Waiters and waitresses, often referred to as servers, take orders from customers and serve them food and drink. Many servers earn less than the minimum hourly wage and rely almost exclusively on tips for customers. According to the Bureau of Labor Statistics, approximately 2,289,010 waiters and waitresses were employed in the United States as of May 2011.
National Wage Statistics:
Because the rate of hourly pay earned by waitresses tends to fluctuate, all statistics reported by the Bureau of Labor Statistics are averages. As of May 2011, the average of all hourly rates of pay for servers was $10.05, and the median wage reported was $8.93. Half of all waitresses reported average hourly wages of between $8.25 and $10.61. The lowest-paid 10 percent of servers earned an average of $7.73 per hour or less, while the highest-paid 10 percent of servers reported average hourly wages of $14.34 or more.
Pay by Employment Sector:
As of May 2011, most waiters and waitresses were employed at full-service restaurants and earned an average of $9.93 per hour. Those working at limited-service restaurants reported an average hourly wage of $9.03, and those working at drinking establishments such as bars averaged $9.43 per hour.
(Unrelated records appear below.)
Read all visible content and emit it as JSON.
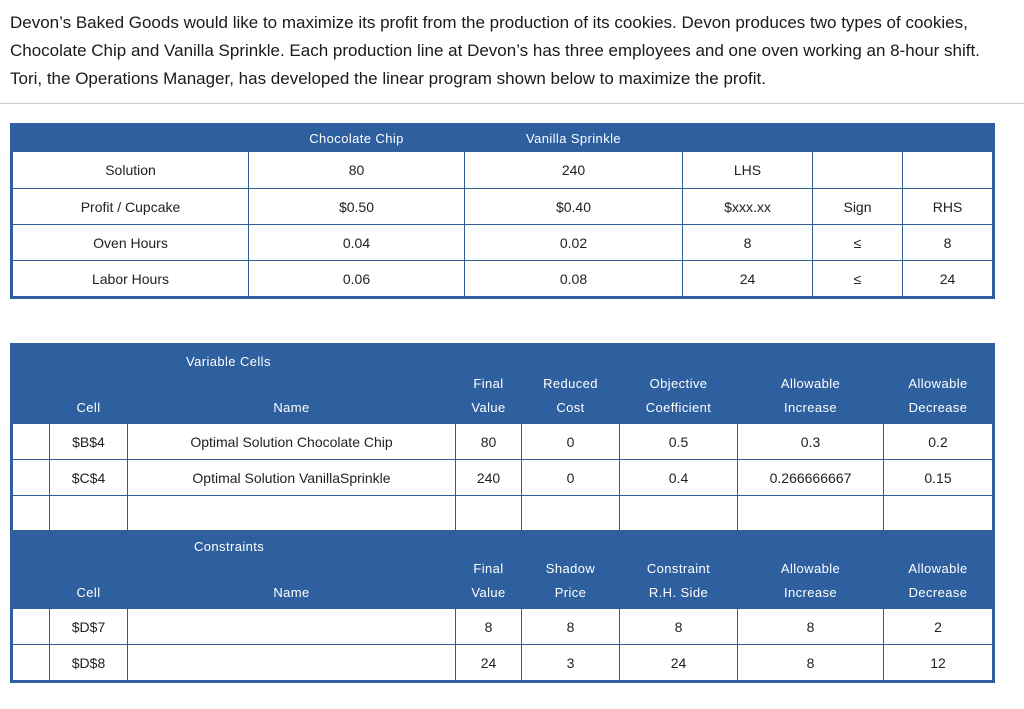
{
  "intro": "Devon’s Baked Goods would like to maximize its profit from the production of its cookies.  Devon produces two types of cookies, Chocolate Chip and Vanilla Sprinkle.  Each production line at Devon’s has three employees and one oven working an 8-hour shift.  Tori, the Operations Manager, has developed the linear program shown below to maximize the profit.",
  "lp_table": {
    "headers": [
      "",
      "Chocolate Chip",
      "Vanilla Sprinkle",
      "",
      "",
      ""
    ],
    "rows": [
      [
        "Solution",
        "80",
        "240",
        "LHS",
        "",
        ""
      ],
      [
        "Profit / Cupcake",
        "$0.50",
        "$0.40",
        "$xxx.xx",
        "Sign",
        "RHS"
      ],
      [
        "Oven Hours",
        "0.04",
        "0.02",
        "8",
        "≤",
        "8"
      ],
      [
        "Labor Hours",
        "0.06",
        "0.08",
        "24",
        "≤",
        "24"
      ]
    ]
  },
  "sensitivity": {
    "variable_section": "Variable Cells",
    "variable_headers": {
      "cell": "Cell",
      "name": "Name",
      "col3": [
        "Final",
        "Value"
      ],
      "col4": [
        "Reduced",
        "Cost"
      ],
      "col5": [
        "Objective",
        "Coefficient"
      ],
      "col6": [
        "Allowable",
        "Increase"
      ],
      "col7": [
        "Allowable",
        "Decrease"
      ]
    },
    "variable_rows": [
      [
        "$B$4",
        "Optimal Solution Chocolate Chip",
        "80",
        "0",
        "0.5",
        "0.3",
        "0.2"
      ],
      [
        "$C$4",
        "Optimal Solution VanillaSprinkle",
        "240",
        "0",
        "0.4",
        "0.266666667",
        "0.15"
      ]
    ],
    "constraint_section": "Constraints",
    "constraint_headers": {
      "cell": "Cell",
      "name": "Name",
      "col3": [
        "Final",
        "Value"
      ],
      "col4": [
        "Shadow",
        "Price"
      ],
      "col5": [
        "Constraint",
        "R.H. Side"
      ],
      "col6": [
        "Allowable",
        "Increase"
      ],
      "col7": [
        "Allowable",
        "Decrease"
      ]
    },
    "constraint_rows": [
      [
        "$D$7",
        "",
        "8",
        "8",
        "8",
        "8",
        "2"
      ],
      [
        "$D$8",
        "",
        "24",
        "3",
        "24",
        "8",
        "12"
      ]
    ]
  }
}
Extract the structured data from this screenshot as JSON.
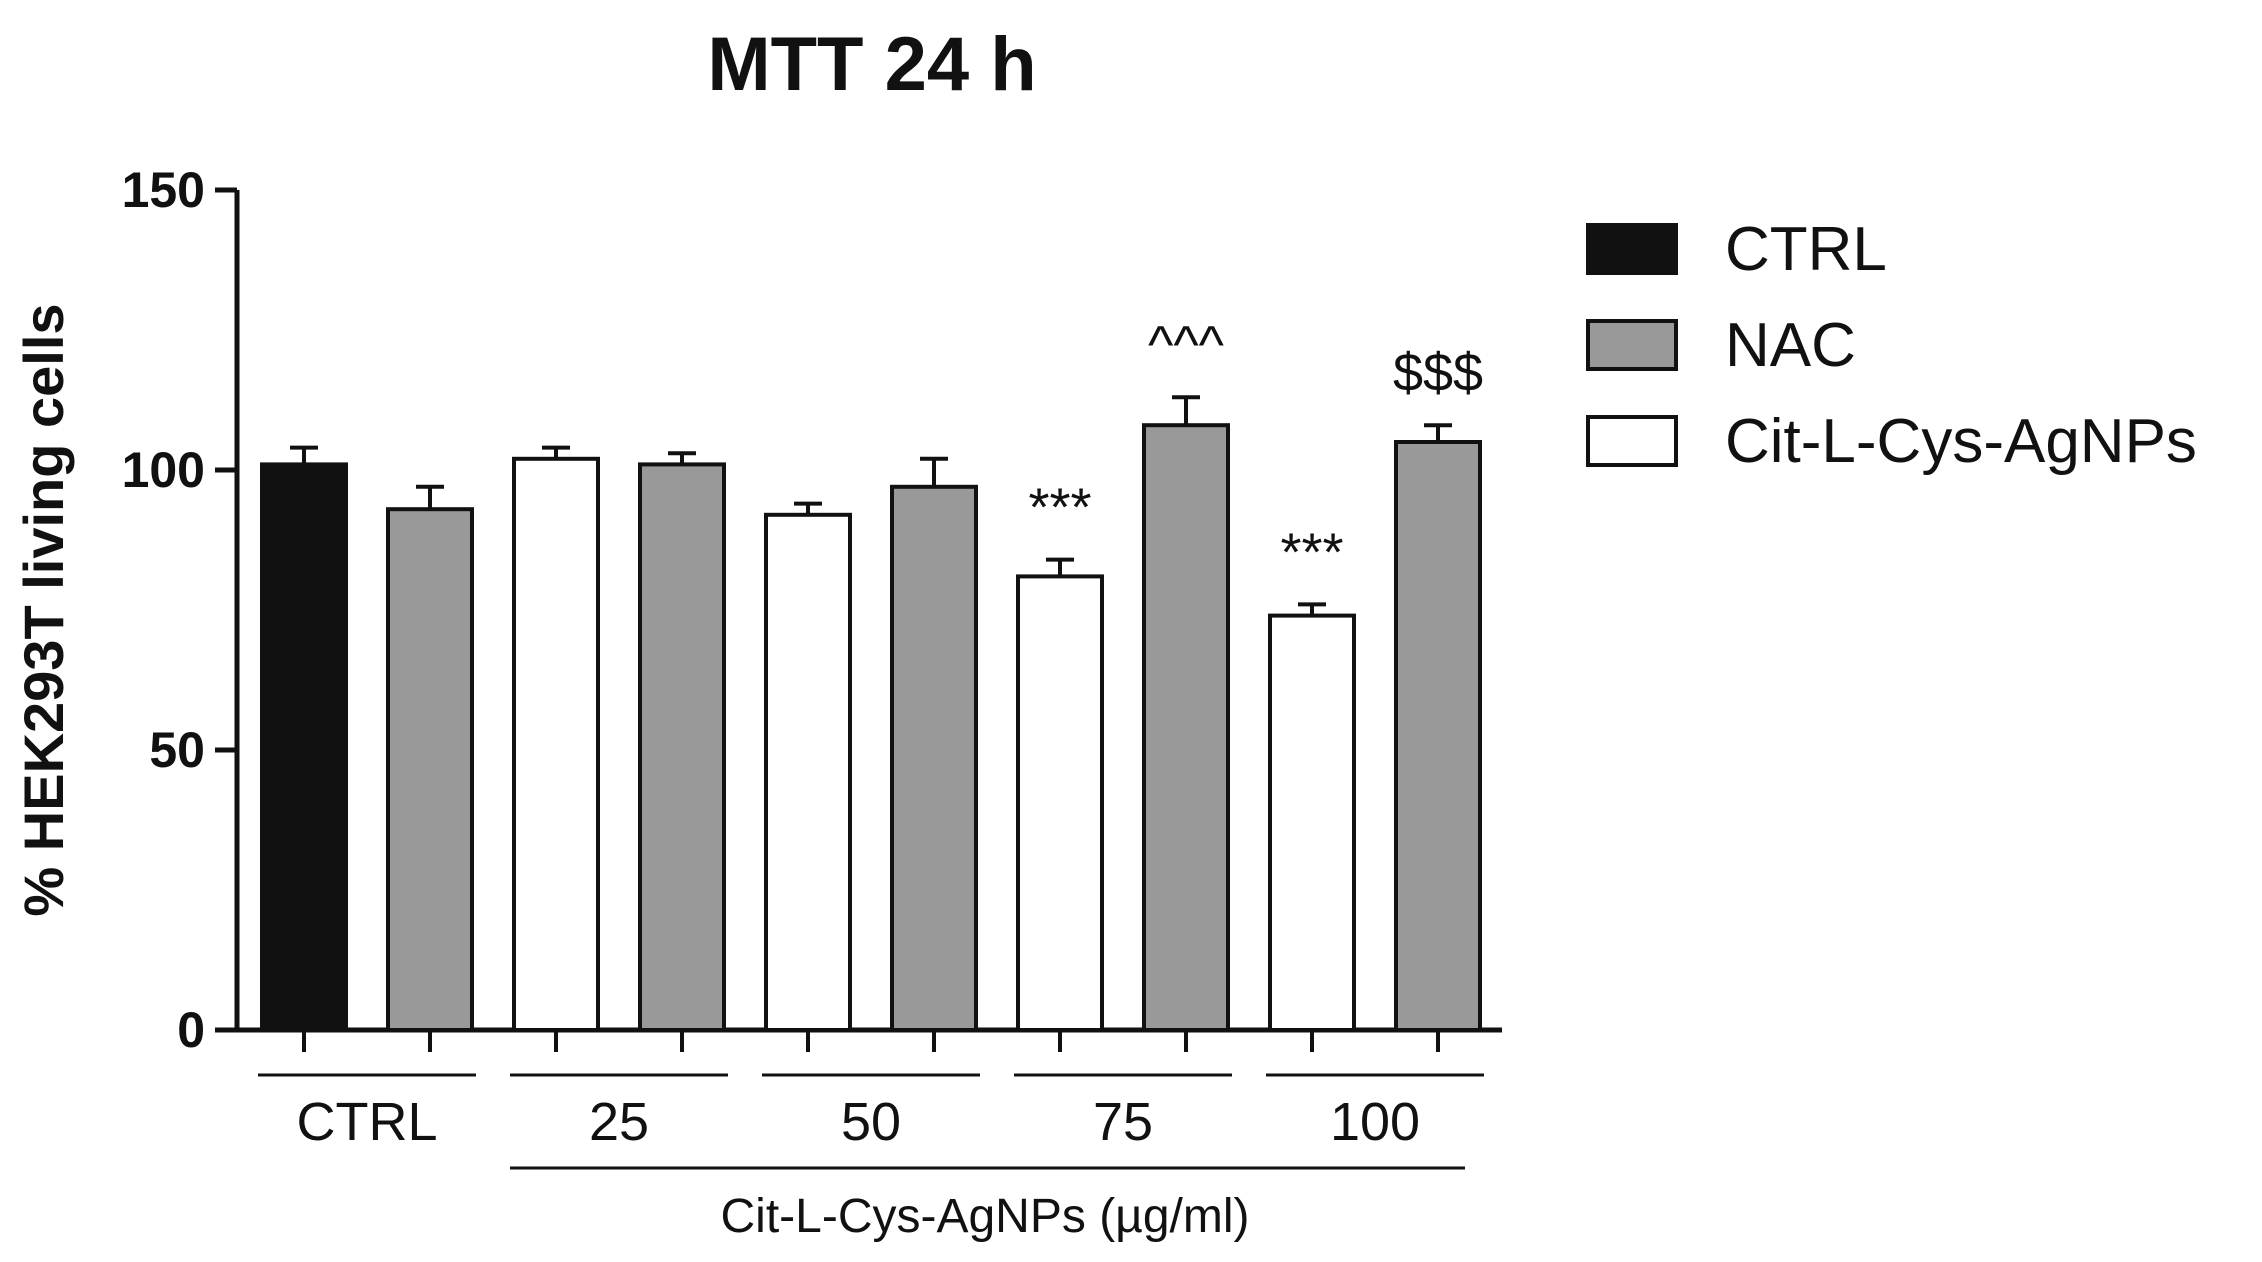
{
  "chart_data": {
    "type": "bar",
    "title": "MTT 24 h",
    "ylabel": "% HEK293T living cells",
    "xlabel": "Cit-L-Cys-AgNPs (µg/ml)",
    "ylim": [
      0,
      150
    ],
    "yticks": [
      0,
      50,
      100,
      150
    ],
    "grid": false,
    "legend_position": "right",
    "legend": [
      {
        "name": "CTRL",
        "color": "#111111"
      },
      {
        "name": "NAC",
        "color": "#999999"
      },
      {
        "name": "Cit-L-Cys-AgNPs",
        "color": "#ffffff"
      }
    ],
    "groups": [
      {
        "label": "CTRL",
        "bars": [
          {
            "series": "CTRL",
            "value": 101,
            "error": 3,
            "annotation": ""
          },
          {
            "series": "NAC",
            "value": 93,
            "error": 4,
            "annotation": ""
          }
        ]
      },
      {
        "label": "25",
        "bars": [
          {
            "series": "Cit-L-Cys-AgNPs",
            "value": 102,
            "error": 2,
            "annotation": ""
          },
          {
            "series": "NAC",
            "value": 101,
            "error": 2,
            "annotation": ""
          }
        ]
      },
      {
        "label": "50",
        "bars": [
          {
            "series": "Cit-L-Cys-AgNPs",
            "value": 92,
            "error": 2,
            "annotation": ""
          },
          {
            "series": "NAC",
            "value": 97,
            "error": 5,
            "annotation": ""
          }
        ]
      },
      {
        "label": "75",
        "bars": [
          {
            "series": "Cit-L-Cys-AgNPs",
            "value": 81,
            "error": 3,
            "annotation": "***"
          },
          {
            "series": "NAC",
            "value": 108,
            "error": 5,
            "annotation": "^^^"
          }
        ]
      },
      {
        "label": "100",
        "bars": [
          {
            "series": "Cit-L-Cys-AgNPs",
            "value": 74,
            "error": 2,
            "annotation": "***"
          },
          {
            "series": "NAC",
            "value": 105,
            "error": 3,
            "annotation": "$$$"
          }
        ]
      }
    ]
  }
}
Waitresses employed at other amusement and recreation facilities averaged $10.81 per hour, and those employed at restaurants connected to hotels averaged $11.87 per hour.
Pay by Area:
According to the Bureau of Labor Statistics, waiters and waitresses working in the District of Columbia earned an average hourly wage of $14.06, higher than those in any other state. Other high-paying states for servers included Washington, at $13.94; Massachusetts, at $13.27; Vermont, at $12.58; and Oregon, at $12.37. The highest-paying metropolitan area for servers was the Seattle-Bellevue-Everett area of Washington, with an average hourly wage of $14.87. Servers working in northern Vermont reported the highest average wage of any non-metropolitan area, $14.19 per hour.
Variations in Pay:
Because waitresses rely on gratuities for the bulk of their income, pay can fluctuate significantly between shifts. Servers may earn little on some days and a lot on others. In general, the servers who can treat their customers politely and provide efficient service will earn more per hour. Because most customers tip as a percentage of their meal cost, servers working at upscale establishments tend to earn the highest hourly wages.